Verkehrsprobleme wegen des Wintereinbruchs in den Bergen halten an
Nach wie vor sind viele Strassen in den Schweizer Alpenregionen wegen der anhaltenden Lawinengefahr gesperrt. Besonders betroffen ist das Wallis, wo am Dienstagmorgen denn auch die höchste Lawinengefahrenstufe ausgerufen wurde.
(Keystone-SDA) Auf gewissen Strecken sorgte auch die eingeführte Schneekettenpflicht für Staus und Störungen des Verkehrsflusses. Das betreffe aktuell etwa die Brünigpass-Strecke der A8 zwischen Sarnen OW und Brienz BE, teilte der Verkehrsinformationsdienst Viasuisse am Dienstagmorgen auf Anfrage der Nachrichtenagentur Keystone-SDA mit.
Ansonsten habe sich die Verkehrssituation auf den Strassen seit dem Montag nicht gross geändert. Die Situation ist wegen der grossen Lawinengefahr laut Viasuisse nach wie vor prekär.
Wallis besonders betroffen
Besonders betroffen ist das Wallis. So bleibt der Autoverlad am Furka und Lötschberg eingestellt, zumal auch die Zufahrt zu den Verladestationen derzeit nicht möglich ist. Namentlich gesperrt wurde unter anderem die Strasse zwischen Goppenstein und Gampel-Steg.

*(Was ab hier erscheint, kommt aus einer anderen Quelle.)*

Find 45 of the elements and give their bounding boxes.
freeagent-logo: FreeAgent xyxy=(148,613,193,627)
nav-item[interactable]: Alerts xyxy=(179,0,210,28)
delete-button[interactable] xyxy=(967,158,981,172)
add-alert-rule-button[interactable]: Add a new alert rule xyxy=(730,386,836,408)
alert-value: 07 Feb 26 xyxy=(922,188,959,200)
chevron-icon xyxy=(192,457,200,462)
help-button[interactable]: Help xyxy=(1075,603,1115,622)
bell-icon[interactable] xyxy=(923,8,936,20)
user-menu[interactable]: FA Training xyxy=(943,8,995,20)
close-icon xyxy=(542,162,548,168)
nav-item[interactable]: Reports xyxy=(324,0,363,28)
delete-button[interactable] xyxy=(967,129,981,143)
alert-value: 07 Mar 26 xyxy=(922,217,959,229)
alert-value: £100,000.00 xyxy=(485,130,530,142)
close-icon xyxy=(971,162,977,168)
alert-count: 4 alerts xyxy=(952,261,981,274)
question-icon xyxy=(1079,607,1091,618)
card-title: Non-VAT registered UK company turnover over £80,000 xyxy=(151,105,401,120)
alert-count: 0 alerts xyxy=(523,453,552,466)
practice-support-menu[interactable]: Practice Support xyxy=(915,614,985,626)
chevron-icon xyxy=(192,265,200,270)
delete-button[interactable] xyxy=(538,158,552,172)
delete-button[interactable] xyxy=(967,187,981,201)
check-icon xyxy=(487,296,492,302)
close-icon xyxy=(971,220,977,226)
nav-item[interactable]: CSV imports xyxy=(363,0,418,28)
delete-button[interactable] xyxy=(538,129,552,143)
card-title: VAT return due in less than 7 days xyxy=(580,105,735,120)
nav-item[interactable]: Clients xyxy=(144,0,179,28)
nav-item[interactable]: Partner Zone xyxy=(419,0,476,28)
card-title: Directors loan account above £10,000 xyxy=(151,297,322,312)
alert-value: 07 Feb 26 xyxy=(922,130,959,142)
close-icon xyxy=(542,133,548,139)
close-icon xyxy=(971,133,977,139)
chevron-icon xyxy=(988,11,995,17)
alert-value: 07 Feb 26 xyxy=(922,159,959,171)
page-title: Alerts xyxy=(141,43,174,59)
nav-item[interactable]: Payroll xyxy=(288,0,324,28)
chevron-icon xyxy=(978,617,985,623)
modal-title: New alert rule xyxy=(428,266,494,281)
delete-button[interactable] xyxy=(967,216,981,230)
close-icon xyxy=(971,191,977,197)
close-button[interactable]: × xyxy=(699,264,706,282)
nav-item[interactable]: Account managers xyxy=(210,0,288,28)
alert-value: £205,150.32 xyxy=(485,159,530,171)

Gesperrt sind derzeit auch die Hauptstrassen zu den Ferienorten Saas Fee und Saas Grund, Zermatt, Zinal und Arolla (VS). Aufgrund der Lawinengefahr gab das Skigebiet Les Marécottes bekannt, dass es für den Rest des Tages geschlossen bleibt. Verbier und Les 4 Vallées sind ebenfalls betroffen. Die Skigebiete Savoleyres und Bruson bleiben geöffnet.
In Orsières gelten für mehrere Gebiete, die am Montagmorgen evakuiert werden mussten, bis auf Weiteres und mindestens bis Mittwoch dieselben Anweisungen. Weiter gab auch das Skigebiet Grächen bekannt, dass es aufgrund starker Winde am Dienstag geschlossen bleibe.
Aktuell ist auch die Seestrecke der Klöntalerstrasse zwischen Rhodannenberg und Vorauen im Kanton Glarus aufgrund der Lawinengefahr gesperrt, wie aus einer Meldung auf der nationalen Alarm-App Alertswiss hervorgeht. Die Sperrung werde «bis auf weiteres» aufrecht bleiben, hiess es.
Höchste Lawinengefahrenstufe ausgerufen
Am Dienstagmorgen wurde in Teilen des Wallis zudem die höchste Lawinenwarnstufe 5 ausgerufen, wie das WSL-Institut für Schnee- und Lawinenforschung mitteilte. Betroffen sind Gebiete im westlichsten Unterwallis sowie verbreitet im nördlichen Wallis. Sonst bleibt es im gesamten Alpenraum verbreitet bei der Stufe 4 für grosse Lawinengefahr.
Auf der Südseite des Lötschbergtunnels hatte am Montag eine Lawine einen Regioexpress der BLS zum Entgleisen gebracht. Der betroffene Zug war um 6.12 Uhr in Spiez BE losgefahren und befand sich auf dem Weg nach Brig. Zum Zeitpunkt der Entgleisung befanden sich nach Polizeiangaben 29 Personen an Bord. Fünf von ihnen wurden verletzt. Eine Person wurde ins Spital nach Sitten gebracht.
«Der Zug ist immer noch dort», sagte ein Sprecher des Bahnunternehmens am Dienstag zu Keystone-SDA. Die Bergung werde «aufwendig» sein. Hinzu komme, dass am Montag eine sehr hohe Lawinengefahr bestanden habe, die einen sicheren Einsatz verhindert habe.
Die Bahnstrecke zwischen Goppenstein und Brig bleibt wegen des Unfalls voraussichtlich denn auch bis Samstagmorgen weiterhin unterbrochen. Auch die Regioexpress-Züge von Spiez Richtung Lötschberg waren betroffen, sie fuhren nur noch bis Kandersteg BE und wendeten dort, wie die BLS mitteilte. Somit bleibt der Bahnverkehr zwischen Kandersteg und Brig bis voraussichtlich Dienstagabend um 17.30 Uhr eingestellt, wie die BLS auf der Plattform X bekannt gab.